Musharraf says UK tacitly approved torture of terror suspects

Former MI5 chief Elizabeth Manningham-Buller denies ex-Pakistan president Pervez Musharraf's claim that 'a blind eye had been turned' by the British to torture of its citizens.

Powered by automated translation

LONDON // Pervez Musharraf, the former president of Pakistan, said he believed the British government had given its "tacit approval" to the torture of terrorism suspects.

The claim directly contradicted the public position held for decades by successive UK governments, all of whom have disavowed torture in all its forms.

But Mr Musharraf, interviewed by the BBC for the TV documentary The Secret War on Terror, broadcast last night, said during his time as president from 1999-2007, he "never … never once" recalled being told by Britain that it did not want its citizens tortured.

"Maybe they wanted us to continue to do whatever we were doing," he said. "It was a tacit approval of whatever we were doing.

"We are dealing with vicious people and you have to get information.
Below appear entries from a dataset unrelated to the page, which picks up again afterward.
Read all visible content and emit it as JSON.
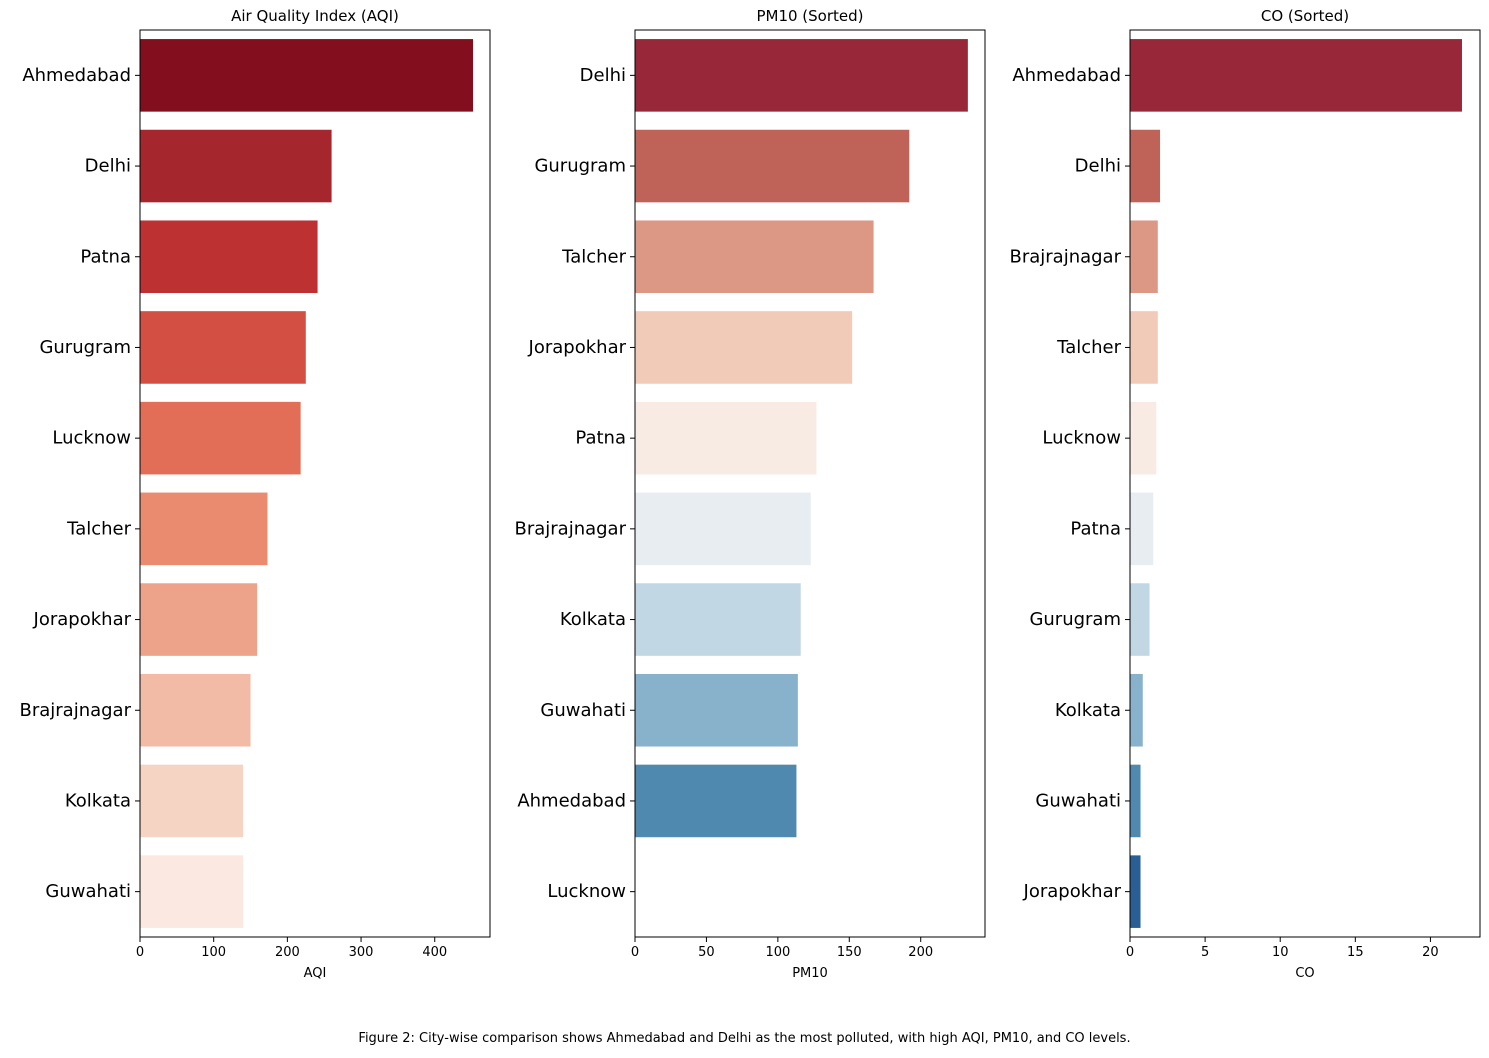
{
  "chart_data": [
    {
      "type": "bar",
      "orientation": "horizontal",
      "title": "Air Quality Index (AQI)",
      "xlabel": "AQI",
      "ylabel": "",
      "xlim": [
        0,
        475
      ],
      "xticks": [
        0,
        100,
        200,
        300,
        400
      ],
      "categories": [
        "Ahmedabad",
        "Delhi",
        "Patna",
        "Gurugram",
        "Lucknow",
        "Talcher",
        "Jorapokhar",
        "Brajrajnagar",
        "Kolkata",
        "Guwahati"
      ],
      "values": [
        452,
        260,
        241,
        225,
        218,
        173,
        159,
        150,
        140,
        140
      ],
      "colors": [
        "#830f1e",
        "#a5262c",
        "#bd3133",
        "#d34e43",
        "#e26e58",
        "#ea8a6f",
        "#eca38a",
        "#f1bba6",
        "#f6d4c4",
        "#fbe8e0"
      ],
      "grid": false
    },
    {
      "type": "bar",
      "orientation": "horizontal",
      "title": "PM10 (Sorted)",
      "xlabel": "PM10",
      "ylabel": "",
      "xlim": [
        0,
        245
      ],
      "xticks": [
        0,
        50,
        100,
        150,
        200
      ],
      "categories": [
        "Delhi",
        "Gurugram",
        "Talcher",
        "Jorapokhar",
        "Patna",
        "Brajrajnagar",
        "Kolkata",
        "Guwahati",
        "Ahmedabad",
        "Lucknow"
      ],
      "values": [
        233,
        192,
        167,
        152,
        127,
        123,
        116,
        114,
        113,
        0
      ],
      "colors": [
        "#98273a",
        "#bf6258",
        "#dc9884",
        "#f1cab8",
        "#f8ebe4",
        "#e8edf1",
        "#c1d7e4",
        "#88b2cb",
        "#4f89b0",
        "#2a5f95"
      ],
      "grid": false
    },
    {
      "type": "bar",
      "orientation": "horizontal",
      "title": "CO (Sorted)",
      "xlabel": "CO",
      "ylabel": "",
      "xlim": [
        0,
        23.3
      ],
      "xticks": [
        0,
        5,
        10,
        15,
        20
      ],
      "categories": [
        "Ahmedabad",
        "Delhi",
        "Brajrajnagar",
        "Talcher",
        "Lucknow",
        "Patna",
        "Gurugram",
        "Kolkata",
        "Guwahati",
        "Jorapokhar"
      ],
      "values": [
        22.1,
        2.0,
        1.85,
        1.85,
        1.75,
        1.55,
        1.3,
        0.85,
        0.7,
        0.7
      ],
      "colors": [
        "#98273a",
        "#bf6258",
        "#dc9884",
        "#f1cab8",
        "#f8ebe4",
        "#e8edf1",
        "#c1d7e4",
        "#88b2cb",
        "#4f89b0",
        "#2a5f95"
      ],
      "grid": false
    }
  ],
  "caption": "Figure 2: City-wise comparison shows Ahmedabad and Delhi as the most polluted, with high AQI, PM10, and CO levels."
}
Now, if you are extremely decent, we then don't get any information. We need to allow leeway to the intelligence operatives, the people who interrogate."

Asked if the results achieved by Pakistan's Inter-Services Intelligence agency justified the methods, he said: "To an extent, yes."

Mr Musharraf's claims come before a government-ordered inquiry into alleged UK complicity in torture in foreign countries, including Pakistan, which is to get under way in two months.

The inquiry was partially prompted by the case of Binyam Mohammed, an Ethiopian living in Britain, who was arrested in Pakistan in 2002 on suspicion of planning terrorist attacks.

Mr Mohammed, who later spent four years in Guantanamo Bay, Cuba, before being freed without charge, has always maintained that he confessed under torture conducted on the directions of British intelligence officers.

In last night's programme, Elizabeth Manningham-Buller, the former director general of one of the UK's intelligence services, MI5, denied Mr Musharraf's claim that "a blind eye had been turned" by the British to torture.

"There was no tacit approval of torture," she said. "I think this raises a much broader question. Al Qa'eda is a global threat. To counter it, we need to talk to services throughout the world.

"We have to be careful and cautious in those relationships, but to decide that we are never going to talk to the following 50 countries in any circumstances means that you are deciding deliberately not to try and find out information that you need to know."

In her first television interview, Baroness Manningham-Buller was also asked when she had become aware that US officials had been using "enhanced interrogation techniques".

She replied: "Not for a quite a long time after they started using them. They chose to conceal it from the allies and, indeed, from their own citizens."

Sir David Omand, Whitehall's security and intelligence co-ordinator between 2002 and 2005, also disputed the former Pakistani president's claims.

"I am very clear we are not and have not been complicit in torture and I'm in no doubt that all the countries concerned, including Pakistan and the United States, were very well aware of what British policy was, which was we don't do this and we don't ask other people to do it."

In a bizarre moment in the programme, Jim Clemente, from the FBI's Behavioural Analysis Unit, said one intelligence officer at Guantanamo Bayhad told him she had studied the methods used by fictional agent Jack Bauer in the TV series 24 "to get ideas on interrogation methods".